Müslümanlar rahat bir nefes almış, gencin ise kolu kanadı kırılıvermişti! Zira yakayı ele vermiş ve artık canından korkmaya başlamıştı. Hazreti Üseyd kendisini sıkıca tutmuştu. Hiçbir kaçış yolu gözükmüyordu. Başına geleceğini tahmin ettiği şeylerin çaresizliği içerisinde “Kanım, kanım yâ Muhammed!” diye sesleniyor ve canını kurtarmak için Efendimiz’in şefkatine sığınıp emân dileniyordu. Efendimiz kendisine döndü ve “Doğruyu söyle! Sen kimsin ve buraya niçin geldin; şayet doğruyu söylersen bu sana fayda verir. Zaten yalan beyanda bulunsan da Ben, senin gizlediklerine muttali olurum!” buyurdu. Adam bir çıkış yolu arıyordu ve sordu “Ben emniyette miyim? Güvenebilir miyim?”. Resûl-ü Kibriyâ Hazretleri “Evet, güvendesin!” diye teminat verince adam Mekke’de ki havayı, olayın o ana kadar yaşanan bütün süreçlerini, Ebû Süfyân’ın ruh hâlini ve kendisine verilen bütün malı mülkü teker teker anlattı. Adam çözülüp bütün planları anlatınca Hazreti Üseyd onu yakın takibe aldı ve götürüp evine hapsetti çünkü hâlâ tehlike arz ediyordu ve hakkındaki hüküm henüz verilmemişti.

Ertesi gün, Allah Resûlü, genci yeniden yanına çağırdı ve “Ben sana emân vermiştim; şimdi istediğin yere gidebilir yahut senin için bundan daha hayırlı olan başka bir işi tercih edebilirsin!” buyurdu.
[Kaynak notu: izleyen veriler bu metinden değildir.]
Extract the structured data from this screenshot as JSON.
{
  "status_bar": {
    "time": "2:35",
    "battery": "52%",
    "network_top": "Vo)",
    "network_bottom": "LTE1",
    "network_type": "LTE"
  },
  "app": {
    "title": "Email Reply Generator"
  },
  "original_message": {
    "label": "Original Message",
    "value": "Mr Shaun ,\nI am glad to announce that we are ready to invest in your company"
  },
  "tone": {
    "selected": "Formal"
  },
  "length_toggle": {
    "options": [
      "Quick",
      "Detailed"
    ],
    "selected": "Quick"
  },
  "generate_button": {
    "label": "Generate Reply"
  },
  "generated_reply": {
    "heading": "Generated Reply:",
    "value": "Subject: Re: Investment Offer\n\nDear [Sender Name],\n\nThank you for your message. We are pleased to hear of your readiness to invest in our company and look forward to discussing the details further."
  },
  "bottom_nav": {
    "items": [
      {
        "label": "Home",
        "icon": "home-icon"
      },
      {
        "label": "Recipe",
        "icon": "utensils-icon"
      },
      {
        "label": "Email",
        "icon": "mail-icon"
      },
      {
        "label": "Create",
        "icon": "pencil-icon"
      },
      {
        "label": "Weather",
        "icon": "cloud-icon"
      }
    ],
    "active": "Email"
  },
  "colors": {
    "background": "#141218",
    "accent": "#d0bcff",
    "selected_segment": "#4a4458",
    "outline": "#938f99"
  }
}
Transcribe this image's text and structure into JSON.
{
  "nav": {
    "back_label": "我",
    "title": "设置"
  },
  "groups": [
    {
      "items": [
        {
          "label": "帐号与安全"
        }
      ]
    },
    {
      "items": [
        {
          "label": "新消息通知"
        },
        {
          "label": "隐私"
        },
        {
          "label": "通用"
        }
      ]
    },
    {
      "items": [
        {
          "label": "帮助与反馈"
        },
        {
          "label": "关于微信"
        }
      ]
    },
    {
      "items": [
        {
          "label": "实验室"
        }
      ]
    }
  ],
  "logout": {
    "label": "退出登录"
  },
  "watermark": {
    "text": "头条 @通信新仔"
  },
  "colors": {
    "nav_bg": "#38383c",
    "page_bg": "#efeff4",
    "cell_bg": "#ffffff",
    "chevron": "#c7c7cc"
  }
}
Belli ki Allah Resûlü, canına kastetmek için gelen bu genci affetmek ve kalbini kazanıp hidayetine vesile olmak istiyordu. Hilm ve silm Peygamberi’nin nazarlarındaki sıcaklık ve ses tonundaki kucaklama gencin dikkatinden kaçmamış ve bir anda kalbindeki bütün buzlar eriyivermişti.

Hemen sordu “Daha hayırlı olan şey de ne?”. Allah Resûlü (sallallahu aleyhi ve sellem) “Allah’tan başka ilah olmadığına ve Benim de O’nun Resûlü olduğuma şehadet etmen!” buyurdu. Efendimiz’in affı, hilmi, silmi ve şefkati yine semeresini veriyor; canına kastetmek için gelen bir insan daha O’na teslim olup sahabî adını alıyordu: “Ben şehadet ederim ki Allah’tan başka ilah yoktur ve Sen de Allah’ın Resûlü’sün!” Tepeden tırnağa huzurla dolan bu genç konuşmasına şöyle devam etti: “Vallahi de yâ Muhammed! Sen ne kadar da şefkat dolu bir insansın! Seni görür görmez âdeta aklım başımdan gidiverdi ve elim-kolum bağlanıp ne yapacağımı şaşırıverdim! Sonra Sen, benim esas maksadımı ne çabuk da anlayıverdin; hâlbuki onu hiç kimse bilmiyordu ve zaten bilse de bunun haberini Sana getirecek kimse olmamıştı! İşte o zaman ben anladım ki Sen, olumsuzluklar karşısında muhafaza altındasın. Doğruyu temsil eden de Sensin; Ebû Süfyân’ın peşinden gidenler ise şeytanın askerleri!” Efendiler Efendisi ise hem onun dediklerinden ve hem de bir gönlün daha Allah’la irtibat kurmasından ötürü seviniyor ve bu sevinç çehresine tebessüm olarak yansıyordu.4

hz-muhammede-yapilan-suikast-girisimleri-magaranin-onundeki-insanlar

4-Zeyneb Bint-i Hâris’in Peygamber Efendimize Suikast Girişimi

Medine ve Müslümanlar üzerindeki şiddetin, baskının ve baskınların en aktif faillerinden birisi de Hayberlilerdi. Efendimiz, Hudeybiye sulhundan birkaç ay sonra Hayber’e hareket etmiş ve Allah’ın izniyle orayı da fethetmişti. Fakat yıllardır Medine aleyhine tuzaklar kuran, kurulan tuzaklara destek veren Hayberliler, yenilgiyi içlerine sindirememiş ve savaşla bileğini bükemedikleri Efendimiz’i, O Hayber’den ayrılmadan öldürmeye karar vermişlerdi. Bunu da çok masumane bir yolla yapacak ve O’nunla beraber ashâbtan çoğunu da ortadan kaldırmış olacaklardı.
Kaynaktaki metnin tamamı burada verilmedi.